Cleo Levin at Slate makes the case for less-specific emojis, using the example of the flat shoe emoji (a candidate for next year): "Emojis are symbols rather than literal renderings, and following certain visual conventions makes them more legible"
The headline is more inflammatory than the article which does attempt to cover "both sides" of how different people might think about gender-neutral emojis. Worth noting: Apple isn't responsible for which new emojis are released, but they are the most high profile vendor.
Hamdan Azhar on the emojis used in #MeToo tweets: "The top three emojis used with #MeToo are the ❤️ red heart, the 💔 broken heart, and the 😔 pensive face – conveying an emoji emotional signature of love, heartbreak, and disappointment"
A good look at how Unicode operates today: from juggling the alphabets of South Asia to the managing the emoji standards we use today.
Google "Emojineer" Monica Dinculescu with a tweet about something we often forget: Japanese handsets still doing their own thing with emoji. Also: Monica is good value to follow on Twitter in general. You should do that.
While we're on the topic of Japan: animated emojis were the norm on Japanese phones, yet not in the rest of the world. One vendor wants to bring animation back (not Apple!)

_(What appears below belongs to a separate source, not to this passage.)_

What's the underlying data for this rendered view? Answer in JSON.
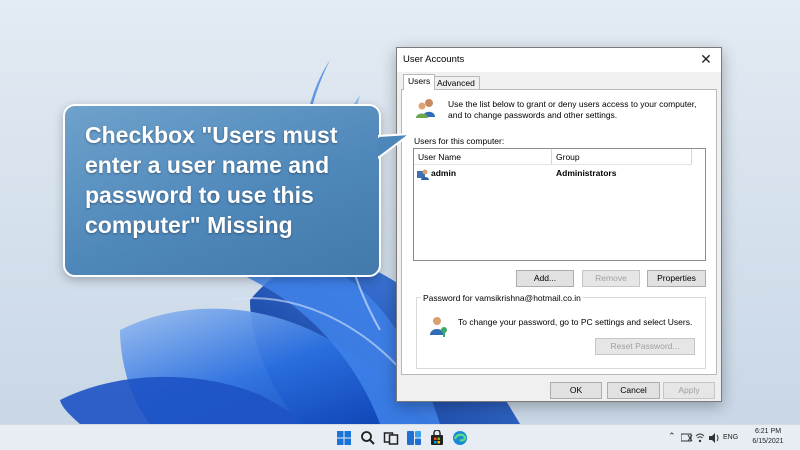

When Google CEO Sundar Pichai tweeted over the weekend that Google would "drop everything" on Monday to sort out feedback that their cheese-under-the-burger shown in Android's latest emoji font, little did he know just what a torrent of press this would get.
With great power to change emojis, comes great responsibility.
The first headline I saw pick this up was as linked above in Time, but then soon after there was ABC, The Verge, CNN Money and more jumping on board. Family members of mine in Australia sent links from its coverage on The Project. A fun Sunday evening story.
On Monday I asked other vendors about how they decided on their burger emoji ingredient order, with culinary experts at Microsoft, Twitter, and emojidex weighing in on Emojipedia.
The Washington Post summarized this by noting "Emojipedia solicited opinions from digital burger designers and discovered strong factionalization within the industry".
As coverage this seemingly innocuous topic was increasing throughout Monday, we had the alternative narrative of Fox News in the US covering the #Burgermoji incident while former Trump campaign chairman Paul Manafort was indicted by the FBI.
All this, and we still never heard back from Sundar.